May fought for her freedom, while more moving parts were revealed in Agents of S.H.I.E.L.D. 4×11.
‘Agents of S.H.I.E.L.D.’ 4×11 recap:
This week’s episode, titled “Wake Up,” acts as the kind of narrative breaking point familiar to anyone who has ever woken from a dream, convinced it was real. The line between reality and wild personal fiction disappears; in those first moments of waking, there is no truth, only desperate instinct.
Agents of S.H.I.E.L.D. 4×11 continues to play with its recent themes of layers and secrets. But at this point, the shadows are (quite deliberately) beginning to overwhelm the light. Reality itself is in question. Our intrepid agents shuffle around confused and wary, stuck in a dream when they don’t even know they’re asleep.
“Wake Up” is peppered with ironic nods to the audience as characters coyly question the authenticity of their own reality. Simmons notes that Coulson and Daisy are acting out of character. Elena observes that Mack’s incredible arms “don’t seem real.” Coulson observes his own recklessness like a separate, uncontrollable code.

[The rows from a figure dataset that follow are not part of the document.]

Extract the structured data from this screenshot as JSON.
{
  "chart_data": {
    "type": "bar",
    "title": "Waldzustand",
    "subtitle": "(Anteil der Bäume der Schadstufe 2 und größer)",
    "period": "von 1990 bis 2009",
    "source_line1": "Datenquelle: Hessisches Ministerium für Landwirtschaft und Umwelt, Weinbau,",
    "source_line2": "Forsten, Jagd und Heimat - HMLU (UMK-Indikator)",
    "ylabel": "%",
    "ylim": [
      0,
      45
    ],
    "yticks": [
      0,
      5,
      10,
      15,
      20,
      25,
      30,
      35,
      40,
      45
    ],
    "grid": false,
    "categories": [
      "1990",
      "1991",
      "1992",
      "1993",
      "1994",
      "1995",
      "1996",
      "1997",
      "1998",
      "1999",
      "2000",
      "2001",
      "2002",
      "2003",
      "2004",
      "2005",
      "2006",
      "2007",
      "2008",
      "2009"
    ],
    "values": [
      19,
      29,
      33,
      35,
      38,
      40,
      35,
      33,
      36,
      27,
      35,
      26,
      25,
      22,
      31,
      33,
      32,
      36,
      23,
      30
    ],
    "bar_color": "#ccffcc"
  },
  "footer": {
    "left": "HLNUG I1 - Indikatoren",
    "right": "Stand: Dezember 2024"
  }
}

These are dialogic red-herrings, however. Agents of S.H.I.E.L.D.‘s most prominent concern this week is the continued dream-state of Agent May. Having jolted out of her calming, spa-day dream, May seems to attempt to escape her most recent comatose holding pattern. She fights past Aida, and seems on the verge of her patented brand of self-rescue.
But alas, all of May’s struggles are merely her response to Aida’s simulation. In a brief moment of clarity, May takes strength from the fact that she seems to be gradually beating the labyrinthine simulation.
LMD-May also seems to be coming out of her reverie. Increasingly suspicious of her own reality, the synthetic May confronts Radcliffe and confirms her own true nature.
Unfortunately, as in all bad dreams, this moment of self-actualization is quickly choked off. With obscene gentleness, Radcliffe informs “May” that she is unable to act against her own programming. The line between “May” and Radcliffe’s programming is indiscernible, and “May” is compelled to pursue an instinct that she now knows is a foreign one.
Radcliffe urges “May” to do what she truly wants; a form of freedom, which is in reality slavery. She cannot reveal her true nature to Coulson, but can only continue to be drawn after him like a moth to a candle.
(Radcliffe thinks he is an excellent matchmaker. He’s actually the worst.)
At the same time, the S.H.I.E.L.D. team discovers that they have foreign eyes in their own base when Senator Nadeer gets the jump on their espionage plans. S.H.I.E.L.D. is plunged into a very public trial, and Talbot (who was right, for once!) is incensed.
In the attempt to staunch the leak, Simmons initially pins the problem on Fitz’s activation of Aida. But Fitz is refreshingly in-touch with reality in Agents of S.H.I.E.L.D. 4×11, and identifies Radcliffe as the leak.
Fitz also quickly realizes that the Radcliffe they have apprehended is an LMD, whose eyes offer continual insight on S.H.I.E.L.D.’s movements to Senator Nadeer. The real Radcliffe has taken Aida and the comatose May, and fled to Nadeer’s protection. Nadeer is interested in his help, but wants him to meet that Superior we’ve been hearing so little about.
And so, secrets continue to percolate within secrets. Our agents have woken from one dream to discover that they are still caught in the bizarre matrix of sleep. Senator Nadeer has plans that cannot yet be parsed. “May” is still at large, drawing increasingly close to an unsuspecting Coulson.
The only person who gains any real clarity in “Wake Up” is Elena, who confronts Mack about an abrupt personal day that leaves him taciturn and secretive. Mack, it turns out, lost his four-day-old daughter Hope eleven years ago. He goes to comfort Hope’s mother on their daughter’s birthday, because he’s awesome.
The scene and the story are dark, but at least someone gets to enjoy a little bit of metaphorical sunlight.
Tragically, the real May believes the same thing. In interrogating the LMD-May, Radcliffe hit on the realization that May continues to re-fight her old battles. So the new simulation he cooks up allows May to win her oldest battle — to save the girl who’s death so destroyed her in Bahrain.
“I saved the girl,” May tells Andrew in her dream, and we can almost see her psychological wounds knitting closed.
But the thing about dreams — even perverse, Matrix-like simulations — is that they can’t last forever. Reality asserts itself, whether we want it to or not.
And it’s clear from “Wake Up” that just about everyone on Agents of S.H.I.E.L.D. is due for a rude awakening.